Sometimes the loneliness hurts worse than the pain. 

When you live with a chronic, debilitating illness you likely share common symptoms of pain and fatigue, but you probably also understand the often overlooked symptom of loneliness. The resulting isolation that inevitably accompanies anyone carrying the burden of living with a chronic illness is often the most painful and difficult effect of chronic illness one must face. 

I find myself struggling with this symptom the most on this day. New Year’s Eve is one of my favorite holidays. I used to love getting together with family and/or friends and ringing in the new year with fun and fellowship with those I care about. I look forward to watching that glamorous shining ball drop slowly from the tower while we count down to the upcoming year waiting for that first kiss of the year with my wonderful husband. I loved wistfully dreaming with friends about what the future may hold for the following year, hoping that next year will be better than the last. It was the end of a chapter and the beginning of a new adventure, and tonight I find myself closing this chapter alone because of this stupid thing called mitochondrial disease. 

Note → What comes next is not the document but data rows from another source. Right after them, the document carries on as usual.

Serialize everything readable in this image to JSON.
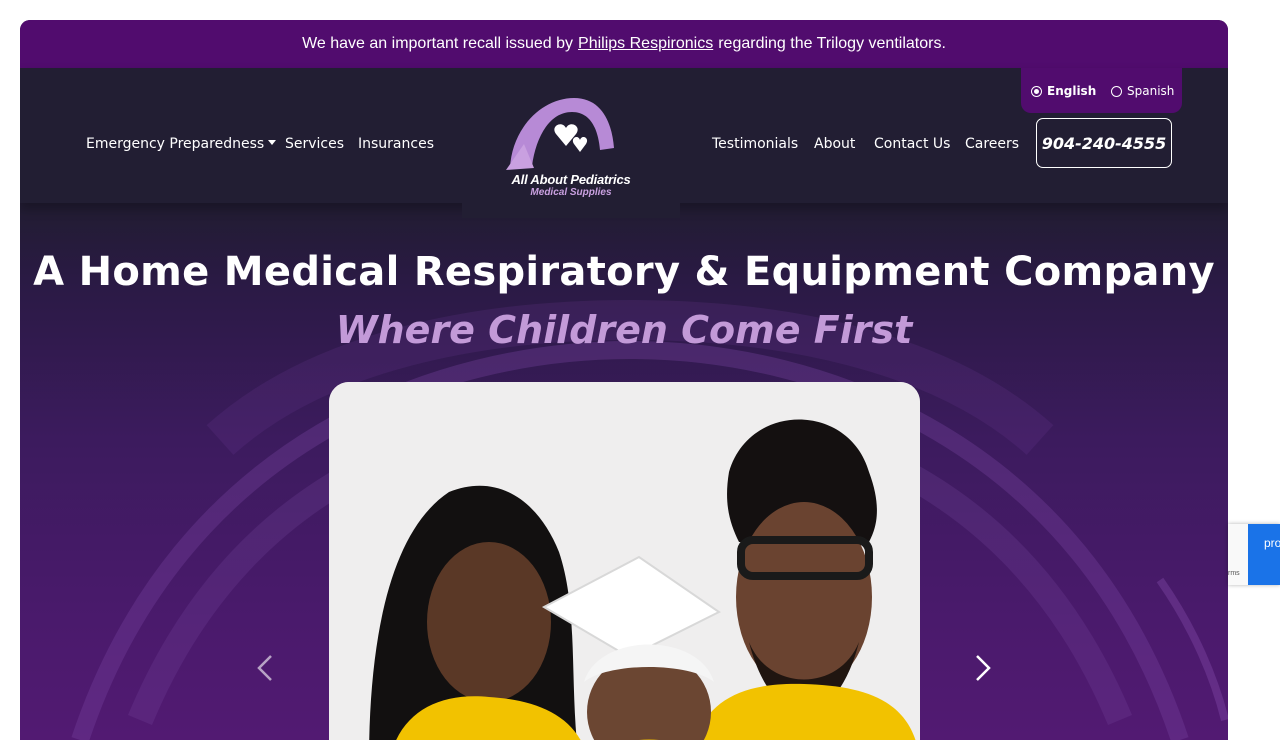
{
  "announcement": {
    "prefix": "We have an important recall issued by",
    "link": "Philips Respironics",
    "suffix": "regarding the Trilogy ventilators."
  },
  "nav": {
    "left": [
      "Emergency Preparedness",
      "Services",
      "Insurances"
    ],
    "right": [
      "Testimonials",
      "About",
      "Contact Us",
      "Careers"
    ],
    "phone": "904-240-4555"
  },
  "language": {
    "options": [
      "English",
      "Spanish"
    ],
    "selected": "English"
  },
  "logo": {
    "name": "All About Pediatrics",
    "subtitle": "Medical Supplies"
  },
  "hero": {
    "title": "A Home Medical Respiratory & Equipment Company",
    "tagline": "Where Children Come First"
  },
  "carousel": {
    "prev_icon": "chevron-left-icon",
    "next_icon": "chevron-right-icon"
  },
  "recaptcha": {
    "label": "pro",
    "terms": "rms"
  },
  "colors": {
    "brand_purple": "#510c6e",
    "nav_bg": "#221e33",
    "tagline": "#c39ad8",
    "recaptcha_blue": "#1a73e8"
  }
}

Chronic illness doesn’t just take away your physical abilities. It doesn’t just make your mind less sharp. It seeps its way into every fiber of your soul, and every aspect of your life. It makes your friends slowly forget who you are. They lose your number and forget where you live. They forget you can’t always go out but never come over, and therefore you merely disappear from existence. I’m so grateful for my husband who will always be by my side supporting me, but with his job I find myself often alone during the most joyous of occasions. New Year’s Eve, Christmas, July 4th, always alone. Alone with only my pain to keep me company. Sometimes the loneliness hurts worse than the pain, but the pain always causes the loneliness. Maybe next year will be better.